Audit logging. Every kubectl command the agent runs should be logged with the full incident context. You need this for post-mortems and for debugging why the agent did something unexpected.
Approval gates for destructive actions. Want the agent to restart a deployment? Post a Slack message with an approve/reject button. Only execute on approval. This hybrid human-in-the-loop pattern gives you speed without catastrophic risk.
Timeout everything. subprocess calls, Prometheus queries, LLM calls — all need hard timeouts. An agent that hangs during an incident is worse than no agent.

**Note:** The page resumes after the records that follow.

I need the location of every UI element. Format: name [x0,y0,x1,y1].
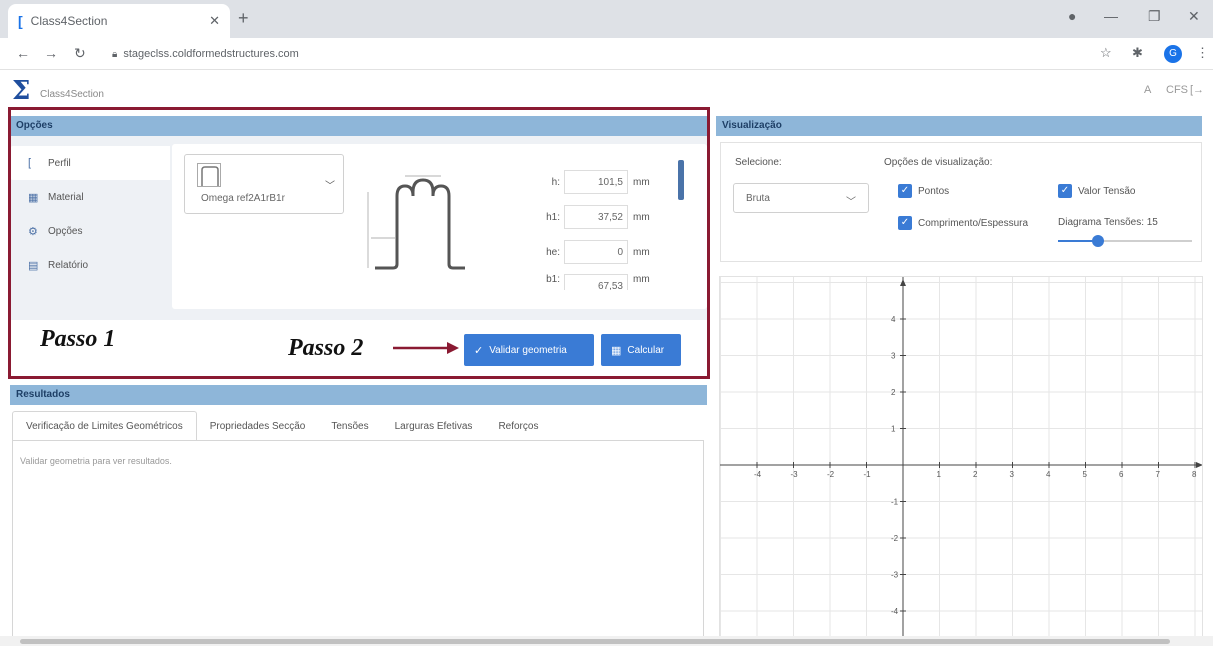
menu-icon[interactable]: ⋮ [1196,45,1209,61]
lock-icon: 🔒︎ [112,48,118,60]
user-icon[interactable]: A [1144,84,1151,96]
x-tick-label: 6 [1119,470,1124,479]
y-tick-label: 3 [891,352,896,361]
logout-icon[interactable]: [→ [1190,84,1204,96]
chevron-down-icon: ﹀ [846,197,856,208]
tab-tensoes[interactable]: Tensões [318,411,381,441]
close-tab-icon[interactable]: ✕ [209,13,220,29]
cfs-icon[interactable]: CFS [1166,84,1188,96]
section-type-select[interactable]: Bruta ﹀ [733,183,869,213]
tab-reforcos[interactable]: Reforços [485,411,551,441]
scrollbar-thumb[interactable] [20,639,1170,644]
y-tick-label: -4 [891,607,899,616]
extensions-icon[interactable]: ✱ [1132,45,1143,61]
resultados-header: Resultados [10,385,707,405]
browser-tab-title: Class4Section [30,14,108,28]
x-tick-label: -1 [864,470,872,479]
tab-larguras[interactable]: Larguras Efetivas [382,411,486,441]
resultados-body [12,440,704,636]
url-input[interactable]: 🔒︎ stageclss.coldformedstructures.com [108,42,1078,66]
valor-tensao-label: Valor Tensão [1078,185,1136,197]
x-tick-label: 8 [1192,470,1197,479]
y-tick-label: 4 [891,315,896,324]
app-header: Σ Class4Section A CFS [→ [0,70,1213,108]
close-window-icon[interactable]: ✕ [1188,8,1200,25]
browser-tabstrip: [ Class4Section ✕ + ● — ❐ ✕ [0,0,1213,38]
visualizacao-header: Visualização [716,116,1202,136]
checkbox-checked-icon: ✓ [1058,184,1072,198]
tab-propriedades[interactable]: Propriedades Secção [197,411,319,441]
diagram-slider[interactable] [1058,235,1192,247]
plot-canvas: -4 -3 -2 -1 1 2 3 4 5 6 7 8 4 3 2 1 -1 -2 -3 -4 [720,277,1202,637]
diagram-label: Diagrama Tensões: 15 [1058,217,1158,228]
view-options-label: Opções de visualização: [884,157,993,168]
y-tick-label: 1 [891,425,896,434]
maximize-icon[interactable]: ❐ [1148,8,1161,25]
x-axis-arrow [1196,462,1202,468]
resultados-tabs: Verificação de Limites Geométricos Propr… [12,411,551,441]
star-icon[interactable]: ☆ [1100,45,1112,61]
pontos-label: Pontos [918,185,950,197]
x-tick-label: -4 [754,470,762,479]
new-tab-icon[interactable]: + [238,8,249,29]
reload-icon[interactable]: ↻ [74,45,86,62]
valor-tensao-checkbox[interactable]: ✓ Valor Tensão [1058,184,1135,198]
checkbox-checked-icon: ✓ [898,216,912,230]
forward-icon[interactable]: → [44,45,58,61]
sigma-logo-icon: Σ [12,76,31,106]
y-tick-label: -1 [891,498,899,507]
minimize-icon[interactable]: — [1104,8,1118,24]
y-tick-label: -3 [891,571,899,580]
address-bar-row: ← → ↻ 🔒︎ stageclss.coldformedstructures.… [0,38,1213,70]
x-tick-label: 7 [1156,470,1161,479]
comprimento-label: Comprimento/Espessura [918,217,1029,229]
x-tick-label: 5 [1083,470,1088,479]
y-tick-label: 2 [891,388,896,397]
browser-tab[interactable]: [ Class4Section ✕ [8,4,230,38]
pontos-checkbox[interactable]: ✓ Pontos [898,184,949,198]
x-tick-label: 3 [1010,470,1015,479]
resultados-hint: Validar geometria para ver resultados. [20,456,172,466]
comprimento-checkbox[interactable]: ✓ Comprimento/Espessura [898,216,1028,230]
selecione-label: Selecione: [735,157,782,168]
section-type-value: Bruta [746,193,770,204]
highlight-frame [8,107,710,379]
horizontal-scrollbar[interactable] [0,636,1213,646]
y-tick-label: -2 [891,534,899,543]
url-text: stageclss.coldformedstructures.com [123,48,299,60]
profile-avatar[interactable]: G [1164,45,1182,63]
x-tick-label: -3 [791,470,799,479]
checkbox-checked-icon: ✓ [898,184,912,198]
record-icon[interactable]: ● [1068,8,1076,24]
x-tick-label: -2 [827,470,835,479]
back-icon[interactable]: ← [16,45,30,61]
x-tick-label: 4 [1046,470,1051,479]
x-tick-label: 1 [937,470,942,479]
x-tick-label: 2 [973,470,978,479]
section-plot[interactable]: -4 -3 -2 -1 1 2 3 4 5 6 7 8 4 3 2 1 -1 -2 -3 -4 [719,276,1203,638]
tab-verificacao[interactable]: Verificação de Limites Geométricos [12,411,197,441]
app-name: Class4Section [40,89,104,100]
favicon-icon: [ [18,13,23,29]
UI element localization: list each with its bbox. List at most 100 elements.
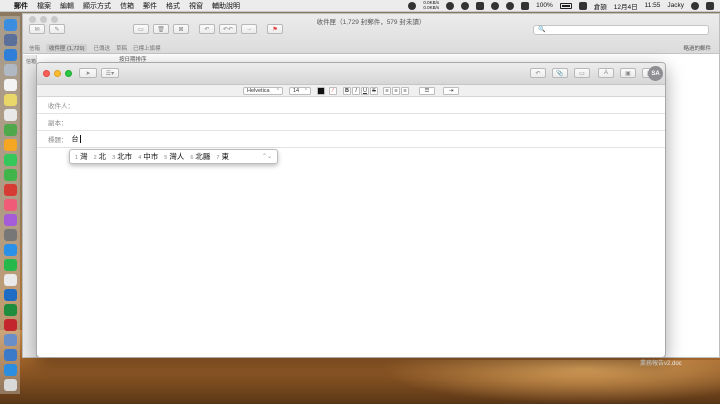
ime-candidate[interactable]: 2北 [94, 151, 107, 162]
italic-button[interactable]: I [352, 87, 360, 95]
app-icon[interactable] [3, 349, 17, 361]
app-store-icon[interactable] [3, 244, 17, 256]
menu-edit[interactable]: 編輯 [60, 1, 74, 11]
compose-minimize-button[interactable] [54, 70, 61, 77]
word-icon[interactable] [3, 289, 17, 301]
align-center-button[interactable]: ≡ [392, 87, 400, 95]
wifi-icon[interactable] [506, 1, 515, 10]
menu-file[interactable]: 檔案 [37, 1, 51, 11]
system-preferences-icon[interactable] [3, 229, 17, 241]
finder-icon[interactable] [3, 19, 17, 31]
subject-field[interactable]: 標題： 台 [37, 131, 665, 148]
maps-icon[interactable] [3, 124, 17, 136]
strikethrough-button[interactable]: S [370, 87, 378, 95]
launchpad-icon[interactable] [3, 34, 17, 46]
to-field[interactable]: 收件人： [37, 97, 665, 114]
siri-icon[interactable] [691, 1, 699, 10]
forward-button[interactable]: → [241, 24, 258, 34]
bold-button[interactable]: B [343, 87, 351, 95]
font-size-select[interactable]: 14 [289, 87, 311, 95]
photo-browser-icon[interactable]: ▣ [620, 68, 636, 78]
header-fields-button[interactable]: ☰▾ [101, 68, 119, 78]
ime-candidate[interactable]: 6 北縣 [190, 151, 210, 162]
acrobat-icon[interactable] [3, 319, 17, 331]
menu-message[interactable]: 郵件 [143, 1, 157, 11]
menu-window[interactable]: 視窗 [189, 1, 203, 11]
photos-icon[interactable] [3, 139, 17, 151]
ime-candidate[interactable]: 5 灣人 [164, 151, 184, 162]
battery-percent[interactable]: 100% [536, 2, 553, 9]
notes-icon[interactable] [3, 94, 17, 106]
user-label[interactable]: Jacky [667, 2, 684, 9]
menu-view[interactable]: 顯示方式 [83, 1, 111, 11]
calendar-icon[interactable] [3, 79, 17, 91]
favorites-flagged[interactable]: 已標上旗標 [133, 44, 161, 52]
ime-candidate[interactable]: 3 北市 [112, 151, 132, 162]
archive-button[interactable]: ▭ [133, 24, 149, 34]
skype-icon[interactable] [461, 1, 470, 10]
reminders-icon[interactable] [3, 109, 17, 121]
excel-icon[interactable] [3, 304, 17, 316]
network-monitor[interactable]: 0.0KB/s 0.0KB/s [423, 0, 439, 10]
compose-maximize-button[interactable] [65, 70, 72, 77]
search-field[interactable]: 🔍 [533, 25, 709, 35]
format-text-icon[interactable]: A [598, 68, 614, 78]
attach-icon[interactable]: 📎 [552, 68, 568, 78]
facetime-icon[interactable] [3, 169, 17, 181]
menu-app[interactable]: 郵件 [14, 1, 28, 11]
flag-button[interactable]: ⚑ [267, 24, 284, 34]
notification-center-icon[interactable] [706, 1, 714, 10]
favorites-drafts[interactable]: 草稿 [116, 44, 127, 52]
date-label[interactable]: 12月4日 [614, 1, 638, 11]
delete-button[interactable]: 🗑 [153, 24, 169, 34]
font-family-select[interactable]: Helvetica [243, 87, 283, 95]
dropbox-icon[interactable] [491, 1, 500, 10]
menu-format[interactable]: 格式 [166, 1, 180, 11]
junk-button[interactable]: ⊠ [173, 24, 189, 34]
send-button[interactable]: ➤ [79, 68, 97, 78]
background-color-well[interactable]: ⁄ [329, 87, 337, 95]
menu-mailbox[interactable]: 信箱 [120, 1, 134, 11]
time-machine-icon[interactable] [476, 1, 485, 10]
input-source-label[interactable]: 倉頡 [594, 1, 607, 11]
text-color-well[interactable] [317, 87, 325, 95]
input-source-icon[interactable] [578, 1, 587, 10]
reply-icon[interactable]: ↶ [530, 68, 546, 78]
get-mail-button[interactable]: ✉ [29, 24, 45, 34]
compose-close-button[interactable] [43, 70, 50, 77]
ibooks-icon[interactable] [3, 214, 17, 226]
ime-candidate[interactable]: 4 中市 [138, 151, 158, 162]
ime-candidate[interactable]: 1灣 [75, 151, 88, 162]
insert-icon[interactable]: ▭ [574, 68, 590, 78]
mail-icon[interactable] [3, 64, 17, 76]
message-body[interactable] [37, 166, 665, 357]
reply-button[interactable]: ↶ [199, 24, 215, 34]
compose-button[interactable]: ✎ [49, 24, 65, 34]
battery-icon[interactable] [559, 2, 572, 9]
itunes-icon[interactable] [3, 199, 17, 211]
folder-icon[interactable] [3, 364, 17, 376]
cloud-icon[interactable] [446, 1, 455, 10]
favorites-mailboxes[interactable]: 信箱 [29, 44, 40, 52]
avatar[interactable]: SA [648, 66, 663, 81]
indent-button[interactable]: ⇥ [443, 87, 459, 95]
messages-icon[interactable] [3, 154, 17, 166]
volume-icon[interactable] [521, 1, 530, 10]
time-label[interactable]: 11:55 [645, 2, 661, 9]
safari-icon[interactable] [3, 49, 17, 61]
cc-field[interactable]: 副本： [37, 114, 665, 131]
skipped-mail-label[interactable]: 略過的郵件 [683, 44, 711, 52]
ime-page-arrows-icon[interactable]: ⌃⌄ [262, 153, 272, 160]
trash-icon[interactable] [3, 379, 17, 391]
preview-icon[interactable] [3, 334, 17, 346]
record-icon[interactable] [408, 1, 417, 10]
line-icon[interactable] [3, 259, 17, 271]
reply-all-button[interactable]: ↶↶ [219, 24, 238, 34]
favorites-inbox[interactable]: 收件匣 (1,729) [46, 44, 88, 52]
ime-candidate[interactable]: 7東 [216, 151, 229, 162]
chrome-icon[interactable] [3, 274, 17, 286]
favorites-sent[interactable]: 已傳送 [93, 44, 110, 52]
menu-help[interactable]: 輔助說明 [212, 1, 240, 11]
align-right-button[interactable]: ≡ [401, 87, 409, 95]
photo-booth-icon[interactable] [3, 184, 17, 196]
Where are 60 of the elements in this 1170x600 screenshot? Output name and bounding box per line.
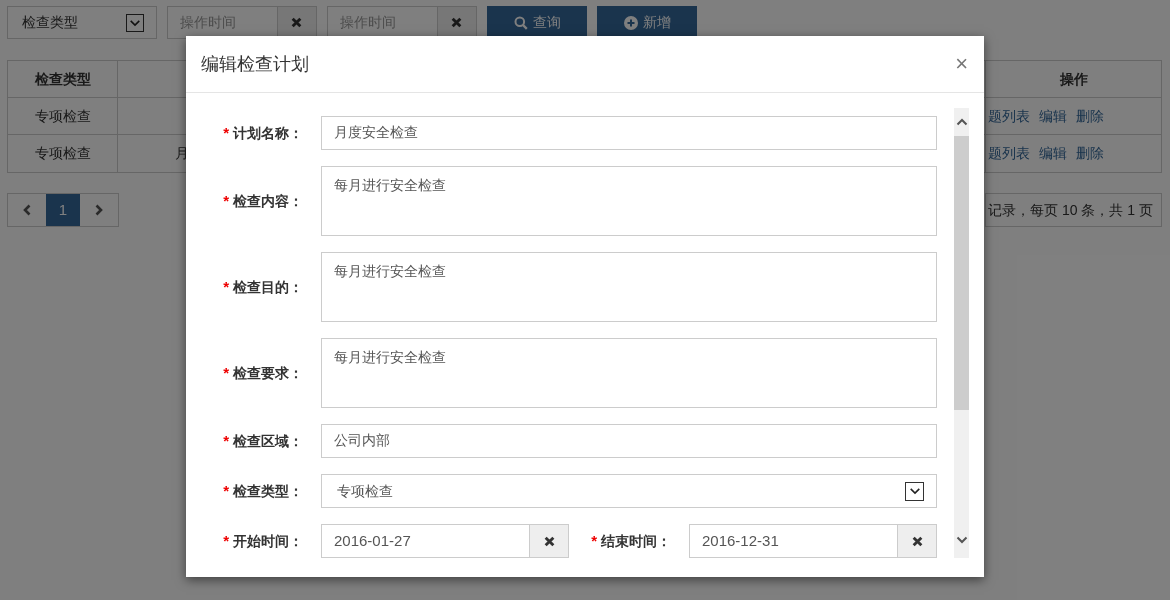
required-asterisk: *	[223, 122, 229, 143]
action-link[interactable]: 删除	[1076, 105, 1104, 127]
table-cell: 专项检查	[8, 135, 118, 172]
clear-button[interactable]	[276, 7, 316, 38]
required-asterisk: *	[223, 430, 229, 451]
chevron-right-icon	[94, 204, 104, 216]
field-label: 计划名称：	[233, 123, 303, 143]
clear-icon	[543, 535, 555, 547]
required-asterisk: *	[223, 276, 229, 297]
action-link[interactable]: 题列表	[988, 143, 1030, 164]
field-label: 检查目的：	[233, 277, 303, 297]
text-field[interactable]: 月度安全检查	[321, 116, 937, 150]
scroll-down-icon[interactable]	[955, 536, 968, 544]
field-label: 检查内容：	[233, 191, 303, 211]
required-asterisk: *	[223, 480, 229, 501]
chevron-left-icon	[22, 204, 32, 216]
action-link[interactable]: 编辑	[1039, 105, 1067, 127]
select-field[interactable]: 专项检查	[321, 474, 937, 508]
date-field[interactable]: 2016-01-27	[321, 524, 569, 558]
action-link[interactable]: 题列表	[988, 105, 1030, 127]
field-label: 开始时间：	[233, 531, 303, 551]
clear-icon	[291, 17, 303, 28]
page-summary: 记录，每页 10 条，共 1 页	[985, 193, 1162, 227]
field-label: 结束时间：	[601, 531, 671, 551]
textarea-field[interactable]: 每月进行安全检查	[321, 252, 937, 322]
clear-icon	[451, 17, 463, 28]
column-header: 检查类型	[8, 61, 118, 97]
clear-icon	[911, 535, 923, 547]
dropdown-caret-icon	[126, 13, 144, 32]
scrollbar-thumb[interactable]	[954, 136, 969, 410]
scroll-up-icon[interactable]	[955, 118, 968, 126]
table-cell: 专项检查	[8, 98, 118, 134]
select-value: 专项检查	[337, 481, 393, 501]
required-asterisk: *	[591, 530, 597, 551]
field-label: 检查要求：	[233, 363, 303, 383]
textarea-field[interactable]: 每月进行安全检查	[321, 166, 937, 236]
page-button[interactable]: 1	[46, 194, 80, 226]
text-field[interactable]: 公司内部	[321, 424, 937, 458]
action-link[interactable]: 编辑	[1039, 143, 1067, 164]
type-select[interactable]: 检查类型	[7, 6, 157, 39]
scrollbar[interactable]	[954, 108, 969, 558]
close-button[interactable]: ×	[955, 53, 968, 75]
column-header: 操作	[1058, 69, 1089, 89]
field-label: 检查区域：	[233, 431, 303, 451]
dropdown-caret-icon	[905, 481, 924, 501]
clear-button[interactable]	[436, 7, 476, 38]
field-label: 检查类型：	[233, 481, 303, 501]
clear-button[interactable]	[529, 525, 568, 557]
search-icon	[513, 15, 528, 30]
action-link[interactable]: 删除	[1076, 143, 1104, 164]
clear-button[interactable]	[897, 525, 936, 557]
textarea-field[interactable]: 每月进行安全检查	[321, 338, 937, 408]
dialog-title: 编辑检查计划	[201, 52, 309, 76]
required-asterisk: *	[223, 362, 229, 383]
date-field[interactable]: 2016-12-31	[689, 524, 937, 558]
plus-circle-icon	[623, 15, 638, 30]
required-asterisk: *	[223, 530, 229, 551]
table-cell-text: 月	[175, 144, 189, 163]
required-asterisk: *	[223, 190, 229, 211]
select-value: 检查类型	[22, 13, 78, 32]
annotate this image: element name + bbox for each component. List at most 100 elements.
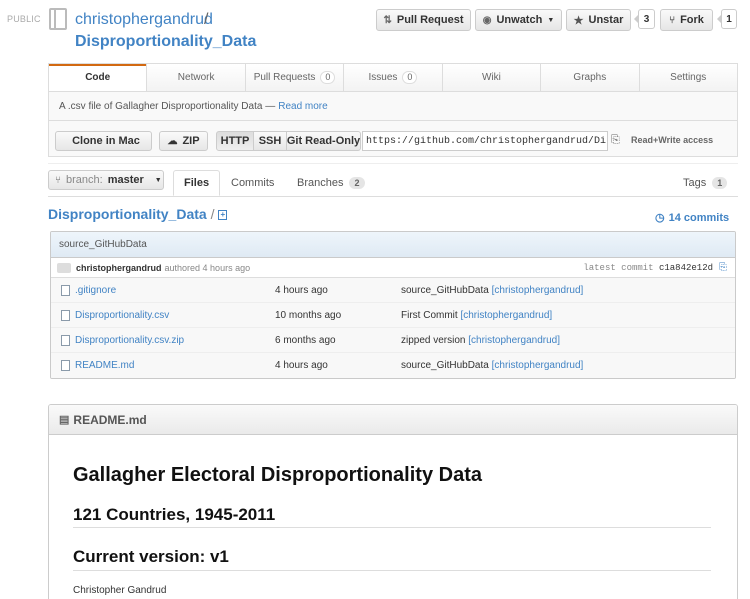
- read-more-link[interactable]: Read more: [278, 101, 327, 112]
- commits-link[interactable]: ◷ 14 commits: [655, 211, 730, 225]
- breadcrumb: Disproportionality_Data / +: [48, 206, 228, 222]
- repo-icon: [49, 8, 67, 30]
- file-commit-message[interactable]: First Commit: [401, 310, 458, 321]
- unstar-label: Unstar: [588, 14, 624, 26]
- cloud-download-icon: ☁: [167, 135, 178, 147]
- file-commit-author[interactable]: [christophergandrud]: [460, 310, 552, 321]
- tab-code[interactable]: Code: [49, 64, 147, 91]
- readme-version: Current version: v1: [73, 547, 229, 566]
- ssh-button[interactable]: SSH: [253, 131, 287, 151]
- owner-link[interactable]: christophergandrud: [75, 11, 213, 29]
- tab-graphs[interactable]: Graphs: [540, 64, 638, 91]
- fork-label: Fork: [680, 14, 704, 26]
- file-commit-message[interactable]: source_GitHubData: [401, 360, 489, 371]
- git-readonly-label: Git Read-Only: [286, 135, 361, 147]
- clipboard-icon[interactable]: ⎘: [611, 134, 620, 147]
- file-age: 4 hours ago: [275, 284, 328, 296]
- file-age: 10 months ago: [275, 309, 342, 321]
- file-commit: source_GitHubData [christophergandrud]: [401, 360, 583, 371]
- latest-commit-label: latest commit: [583, 262, 654, 273]
- tab-wiki-label: Wiki: [481, 72, 501, 83]
- tab-issues[interactable]: Issues 0: [343, 64, 441, 91]
- owner-separator: /: [204, 11, 209, 28]
- git-readonly-button[interactable]: Git Read-Only: [286, 131, 361, 151]
- unstar-button[interactable]: ★ Unstar: [566, 9, 631, 31]
- tab-tags[interactable]: Tags 1: [683, 170, 728, 196]
- http-button[interactable]: HTTP: [216, 131, 254, 151]
- readme-subtitle: 121 Countries, 1945-2011: [73, 505, 276, 524]
- readme-author: Christopher Gandrud: [73, 585, 167, 596]
- breadcrumb-repo-link[interactable]: Disproportionality_Data: [48, 206, 207, 222]
- file-commit: source_GitHubData [christophergandrud]: [401, 285, 583, 296]
- tab-settings[interactable]: Settings: [638, 64, 737, 91]
- tab-commits[interactable]: Commits: [231, 170, 274, 196]
- repo-name-link[interactable]: Disproportionality_Data: [75, 33, 256, 51]
- chevron-down-icon: ▼: [154, 176, 162, 184]
- readme-filename: README.md: [73, 412, 147, 427]
- tab-files[interactable]: Files: [173, 170, 221, 196]
- file-age: 6 months ago: [275, 334, 336, 346]
- tab-network-label: Network: [177, 72, 215, 83]
- file-name-link[interactable]: .gitignore: [75, 285, 116, 296]
- tab-files-label: Files: [184, 177, 210, 189]
- ssh-label: SSH: [258, 135, 282, 147]
- tab-commits-label: Commits: [231, 177, 275, 189]
- tab-pull-requests[interactable]: Pull Requests 0: [244, 64, 343, 91]
- clipboard-icon[interactable]: ⎘: [719, 262, 727, 273]
- pull-request-icon: ⇅: [383, 14, 392, 26]
- latest-commit-meta: christophergandrud authored 4 hours ago …: [51, 258, 735, 278]
- table-row: Disproportionality.csv.zip 6 months ago …: [51, 328, 735, 353]
- zip-button[interactable]: ☁ ZIP: [159, 131, 208, 151]
- fork-count[interactable]: 1: [717, 9, 737, 29]
- clone-in-mac-button[interactable]: Clone in Mac: [55, 131, 152, 151]
- file-commit: zipped version [christophergandrud]: [401, 335, 560, 346]
- file-commit-author[interactable]: [christophergandrud]: [492, 285, 584, 296]
- divider: [48, 163, 738, 164]
- zip-label: ZIP: [182, 135, 200, 147]
- file-name-link[interactable]: Disproportionality.csv: [75, 310, 169, 321]
- file-commit-author[interactable]: [christophergandrud]: [492, 360, 584, 371]
- file-icon: [61, 285, 70, 296]
- file-table: source_GitHubData christophergandrud aut…: [50, 231, 736, 379]
- table-row: README.md 4 hours ago source_GitHubData …: [51, 353, 735, 378]
- pull-request-button[interactable]: ⇅ Pull Request: [376, 9, 471, 31]
- file-commit: First Commit [christophergandrud]: [401, 310, 552, 321]
- fork-icon: ⑂: [669, 14, 676, 26]
- branch-icon: ⑂: [55, 174, 61, 186]
- repo-tabs: Code Network Pull Requests 0 Issues 0 Wiki…: [48, 63, 738, 91]
- heading-rule: [73, 527, 711, 528]
- file-name-link[interactable]: Disproportionality.csv.zip: [75, 335, 184, 346]
- heading-rule: [73, 570, 711, 571]
- file-commit-author[interactable]: [christophergandrud]: [468, 335, 560, 346]
- tab-tags-label: Tags: [683, 177, 707, 189]
- pull-request-label: Pull Request: [396, 14, 464, 26]
- branch-selector[interactable]: ⑂ branch: master ▼: [48, 170, 164, 190]
- commit-author[interactable]: christophergandrud: [76, 263, 162, 273]
- unwatch-label: Unwatch: [496, 14, 543, 26]
- new-file-icon[interactable]: +: [218, 210, 228, 221]
- fork-button[interactable]: ⑂ Fork: [660, 9, 713, 31]
- latest-commit-message[interactable]: source_GitHubData: [51, 232, 735, 258]
- tab-wiki[interactable]: Wiki: [441, 64, 540, 91]
- breadcrumb-separator: /: [210, 206, 215, 222]
- tab-graphs-label: Graphs: [573, 72, 607, 83]
- readme-header: ▤ README.md: [49, 405, 737, 435]
- file-commit-message[interactable]: source_GitHubData: [401, 285, 489, 296]
- file-commit-message[interactable]: zipped version: [401, 335, 465, 346]
- file-age: 4 hours ago: [275, 360, 328, 371]
- tab-code-label: Code: [85, 72, 111, 83]
- tab-network[interactable]: Network: [146, 64, 244, 91]
- tab-branches[interactable]: Branches 2: [297, 170, 365, 196]
- unwatch-button[interactable]: ◉ Unwatch ▼: [475, 9, 562, 31]
- history-icon: ◷: [655, 212, 665, 224]
- tab-pull-requests-label: Pull Requests: [253, 72, 316, 83]
- commit-sha[interactable]: c1a842e12d: [659, 263, 713, 273]
- file-icon: [61, 335, 70, 346]
- access-text: Read+Write access: [631, 135, 714, 145]
- issues-count: 0: [402, 71, 418, 84]
- file-name-link[interactable]: README.md: [75, 360, 134, 371]
- commits-count: 14 commits: [668, 211, 730, 224]
- clone-url-input[interactable]: [362, 131, 608, 151]
- table-row: Disproportionality.csv 10 months ago Fir…: [51, 303, 735, 328]
- star-count[interactable]: 3: [634, 9, 655, 29]
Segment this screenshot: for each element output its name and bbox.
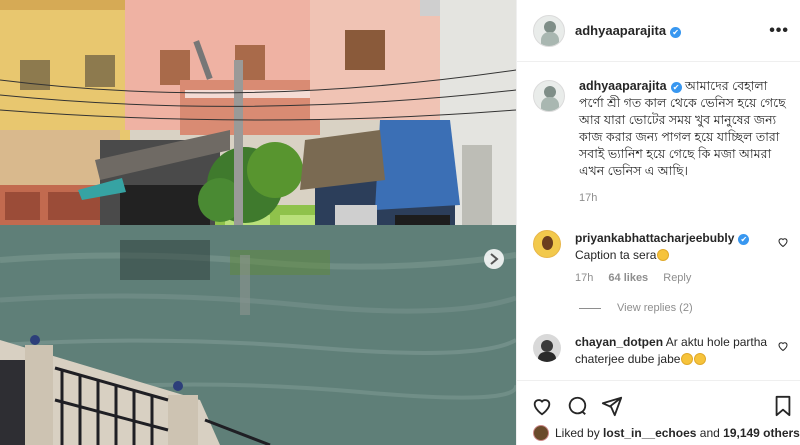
more-options-icon[interactable]: ••• [769, 22, 789, 40]
bookmark-icon[interactable] [773, 395, 793, 417]
comment-username[interactable]: chayan_dotpen [575, 335, 663, 349]
laughing-emoji-icon [694, 353, 707, 365]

Cost awareness. GPT-4o with 10 tool call iterations per incident adds up. For high-volume alert environments, consider using a cheaper model for initial triage and only escalating to GPT-4o for complex cases. See our guide on reducing OpenAI API costs.
The Bigger Picture
This isn't just a cool demo. Teams at companies like Cortex, Incident.io, and various stealth startups are shipping this in production today. The HN thread that sparked this trend showed engineers reporting 60% reduction in 2 AM pages and MTTR dropping from 45 minutes to under 10 for common failure patterns.
The on-call engineering role is not going away. But the tier-1, pattern-matching, runbook-execution part of that role? That's automatable right now, with tools that exist today, deployed in a weekend.
The engineers who build these systems aren't replacing their teams — they're making their teams' lives dramatically better. And in a market where on-call burnout is a top reason senior engineers quit, that's not just a technical win. It's a retention strategy.
Start small. Pick your three most common alert types. Write the runbook logic into the system prompt. Add the kubectl tools. Test it on staging alerts. Deploy with read-only permissions first. Then iterate.
The 2 AM pages aren't going to stop. But they can stop waking you up for the ones that don't need you.